Firm size, wages, and the business cycle

Saturday, October 12, 2013: 9:00 AM
Paul L. Hettler, Ph.D. , Business and Economics, California University of Pennsylvania, California, PA
The persistence of a wage differential between small and large firms has been well documented.    The source of this differential can be attributed various factors including differences in employees’ endowments between large and small firms and the firms’ differing responses to these endowments.  Each of these factors tend to reduce the differential.  Never the less, a large portion of the observe differences remains unexplained (see Hettler, P. (2007). The Decomposition of Firm Size Wage Differentials” Journal of Labor Research 28(3): 477-486).   Recently, several researchers have also documented a systematic difference in employment and job creation between small and large firms related to the business cycle, specifically noting that large firms shed more jobs during economic downturns (see Moscarini, G., & Postel-Vinay, F. (2012). The contribution of large and small employers to job creation in times of high and low unemployment. The American Economic Review, 102(6), 2509-2539 who report that the differential growth rate in employment between initially large and small firms has a correlation of -0.5 with the unemployment rate).

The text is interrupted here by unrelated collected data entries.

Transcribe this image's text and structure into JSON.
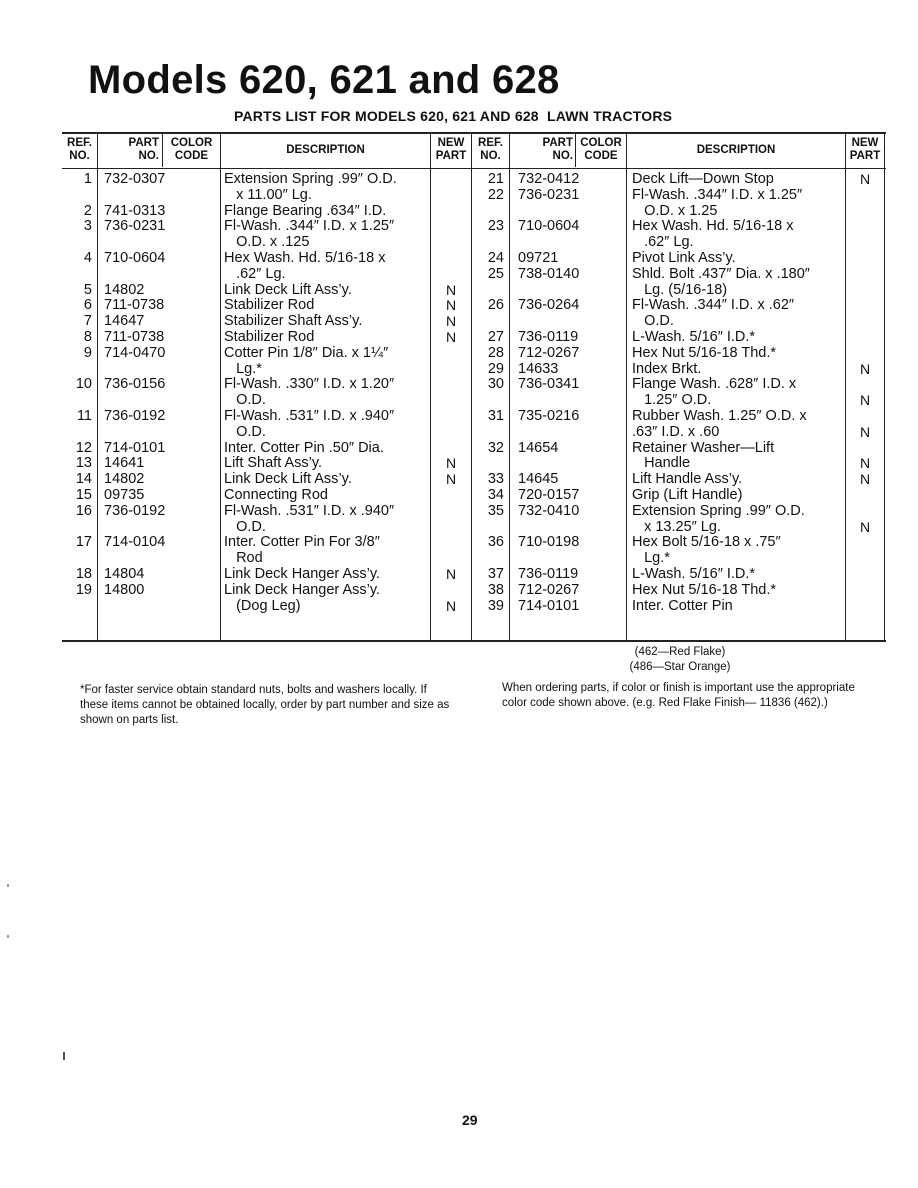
{
  "page": {
    "title": "Models 620, 621 and 628",
    "subtitle": "PARTS LIST FOR MODELS 620, 621 AND 628  LAWN TRACTORS",
    "page_number": "29"
  },
  "table": {
    "headers": {
      "ref_no": [
        "REF.",
        "NO."
      ],
      "part_no": [
        "PART",
        "NO."
      ],
      "color_code": [
        "COLOR",
        "CODE"
      ],
      "description": "DESCRIPTION",
      "new_part": [
        "NEW",
        "PART"
      ]
    },
    "left": {
      "lines": [
        {
          "ref": "1",
          "part": "732-0307",
          "desc": "Extension Spring .99″ O.D.",
          "new": ""
        },
        {
          "ref": "",
          "part": "",
          "desc": "   x 11.00″ Lg.",
          "new": ""
        },
        {
          "ref": "2",
          "part": "741-0313",
          "desc": "Flange Bearing .634″ I.D.",
          "new": ""
        },
        {
          "ref": "3",
          "part": "736-0231",
          "desc": "Fl-Wash. .344″ I.D. x 1.25″",
          "new": ""
        },
        {
          "ref": "",
          "part": "",
          "desc": "   O.D. x .125",
          "new": ""
        },
        {
          "ref": "4",
          "part": "710-0604",
          "desc": "Hex Wash. Hd. 5/16-18 x",
          "new": ""
        },
        {
          "ref": "",
          "part": "",
          "desc": "   .62″ Lg.",
          "new": ""
        },
        {
          "ref": "5",
          "part": "14802",
          "desc": "Link Deck Lift Ass’y.",
          "new": "N"
        },
        {
          "ref": "6",
          "part": "711-0738",
          "desc": "Stabilizer Rod",
          "new": "N"
        },
        {
          "ref": "7",
          "part": "14647",
          "desc": "Stabilizer Shaft Ass’y.",
          "new": "N"
        },
        {
          "ref": "8",
          "part": "711-0738",
          "desc": "Stabilizer Rod",
          "new": "N"
        },
        {
          "ref": "9",
          "part": "714-0470",
          "desc": "Cotter Pin 1/8″ Dia. x 1¼″",
          "new": ""
        },
        {
          "ref": "",
          "part": "",
          "desc": "   Lg.*",
          "new": ""
        },
        {
          "ref": "10",
          "part": "736-0156",
          "desc": "Fl-Wash. .330″ I.D. x 1.20″",
          "new": ""
        },
        {
          "ref": "",
          "part": "",
          "desc": "   O.D.",
          "new": ""
        },
        {
          "ref": "11",
          "part": "736-0192",
          "desc": "Fl-Wash. .531″ I.D. x .940″",
          "new": ""
        },
        {
          "ref": "",
          "part": "",
          "desc": "   O.D.",
          "new": ""
        },
        {
          "ref": "12",
          "part": "714-0101",
          "desc": "Inter. Cotter Pin .50″ Dia.",
          "new": ""
        },
        {
          "ref": "13",
          "part": "14641",
          "desc": "Lift Shaft Ass’y.",
          "new": "N"
        },
        {
          "ref": "14",
          "part": "14802",
          "desc": "Link Deck Lift Ass’y.",
          "new": "N"
        },
        {
          "ref": "15",
          "part": "09735",
          "desc": "Connecting Rod",
          "new": ""
        },
        {
          "ref": "16",
          "part": "736-0192",
          "desc": "Fl-Wash. .531″ I.D. x .940″",
          "new": ""
        },
        {
          "ref": "",
          "part": "",
          "desc": "   O.D.",
          "new": ""
        },
        {
          "ref": "17",
          "part": "714-0104",
          "desc": "Inter. Cotter Pin For 3/8″",
          "new": ""
        },
        {
          "ref": "",
          "part": "",
          "desc": "   Rod",
          "new": ""
        },
        {
          "ref": "18",
          "part": "14804",
          "desc": "Link Deck Hanger Ass’y.",
          "new": "N"
        },
        {
          "ref": "19",
          "part": "14800",
          "desc": "Link Deck Hanger Ass’y.",
          "new": ""
        },
        {
          "ref": "",
          "part": "",
          "desc": "   (Dog Leg)",
          "new": "N"
        }
      ]
    },
    "right": {
      "lines": [
        {
          "ref": "21",
          "part": "732-0412",
          "desc": "Deck Lift—Down Stop",
          "new": "N"
        },
        {
          "ref": "22",
          "part": "736-0231",
          "desc": "Fl-Wash. .344″ I.D. x 1.25″",
          "new": ""
        },
        {
          "ref": "",
          "part": "",
          "desc": "   O.D. x 1.25",
          "new": ""
        },
        {
          "ref": "23",
          "part": "710-0604",
          "desc": "Hex Wash. Hd. 5/16-18 x",
          "new": ""
        },
        {
          "ref": "",
          "part": "",
          "desc": "   .62″ Lg.",
          "new": ""
        },
        {
          "ref": "24",
          "part": "09721",
          "desc": "Pivot Link Ass’y.",
          "new": ""
        },
        {
          "ref": "25",
          "part": "738-0140",
          "desc": "Shld. Bolt .437″ Dia. x .180″",
          "new": ""
        },
        {
          "ref": "",
          "part": "",
          "desc": "   Lg. (5/16-18)",
          "new": ""
        },
        {
          "ref": "26",
          "part": "736-0264",
          "desc": "Fl-Wash. .344″ I.D. x .62″",
          "new": ""
        },
        {
          "ref": "",
          "part": "",
          "desc": "   O.D.",
          "new": ""
        },
        {
          "ref": "27",
          "part": "736-0119",
          "desc": "L-Wash. 5/16″ I.D.*",
          "new": ""
        },
        {
          "ref": "28",
          "part": "712-0267",
          "desc": "Hex Nut 5/16-18 Thd.*",
          "new": ""
        },
        {
          "ref": "29",
          "part": "14633",
          "desc": "Index Brkt.",
          "new": "N"
        },
        {
          "ref": "30",
          "part": "736-0341",
          "desc": "Flange Wash. .628″ I.D. x",
          "new": ""
        },
        {
          "ref": "",
          "part": "",
          "desc": "   1.25″ O.D.",
          "new": "N"
        },
        {
          "ref": "31",
          "part": "735-0216",
          "desc": "Rubber Wash. 1.25″ O.D. x",
          "new": ""
        },
        {
          "ref": "",
          "part": "",
          "desc": ".63″ I.D. x .60",
          "new": "N"
        },
        {
          "ref": "32",
          "part": "14654",
          "desc": "Retainer Washer—Lift",
          "new": ""
        },
        {
          "ref": "",
          "part": "",
          "desc": "   Handle",
          "new": "N"
        },
        {
          "ref": "33",
          "part": "14645",
          "desc": "Lift Handle Ass’y.",
          "new": "N"
        },
        {
          "ref": "34",
          "part": "720-0157",
          "desc": "Grip (Lift Handle)",
          "new": ""
        },
        {
          "ref": "35",
          "part": "732-0410",
          "desc": "Extension Spring .99″ O.D.",
          "new": ""
        },
        {
          "ref": "",
          "part": "",
          "desc": "   x 13.25″ Lg.",
          "new": "N"
        },
        {
          "ref": "36",
          "part": "710-0198",
          "desc": "Hex Bolt 5/16-18 x .75″",
          "new": ""
        },
        {
          "ref": "",
          "part": "",
          "desc": "   Lg.*",
          "new": ""
        },
        {
          "ref": "37",
          "part": "736-0119",
          "desc": "L-Wash. 5/16″ I.D.*",
          "new": ""
        },
        {
          "ref": "38",
          "part": "712-0267",
          "desc": "Hex Nut 5/16-18 Thd.*",
          "new": ""
        },
        {
          "ref": "39",
          "part": "714-0101",
          "desc": "Inter. Cotter Pin",
          "new": ""
        }
      ]
    }
  },
  "notes": {
    "color_codes": [
      "(462—Red Flake)",
      "(486—Star Orange)"
    ],
    "footnote": "*For faster service obtain standard nuts, bolts and washers locally. If these items cannot be obtained locally, order by part number and size as shown on parts list.",
    "ordering": "When ordering parts, if color or finish is important use the appropriate color code shown above. (e.g. Red Flake Finish— 11836 (462).)"
  }
}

Putting these two observations together yields a rather dismal outcome regarding wages over the course of an economic downturn (as a relatively larger portion of employment may lie in smaller firms paying lower wages).  This paper explores this relationship empirically for the United States over the course of the ‘Great Recession,’ specifically searching for the source of the firm size-related differences in employment and wages using a Oaxaca decomposition technique.  Initial results indicate that during the economic downturn a larger proportion of the difference in both wages and employment changes can be explained by employee endowments and industrial classification, respectively.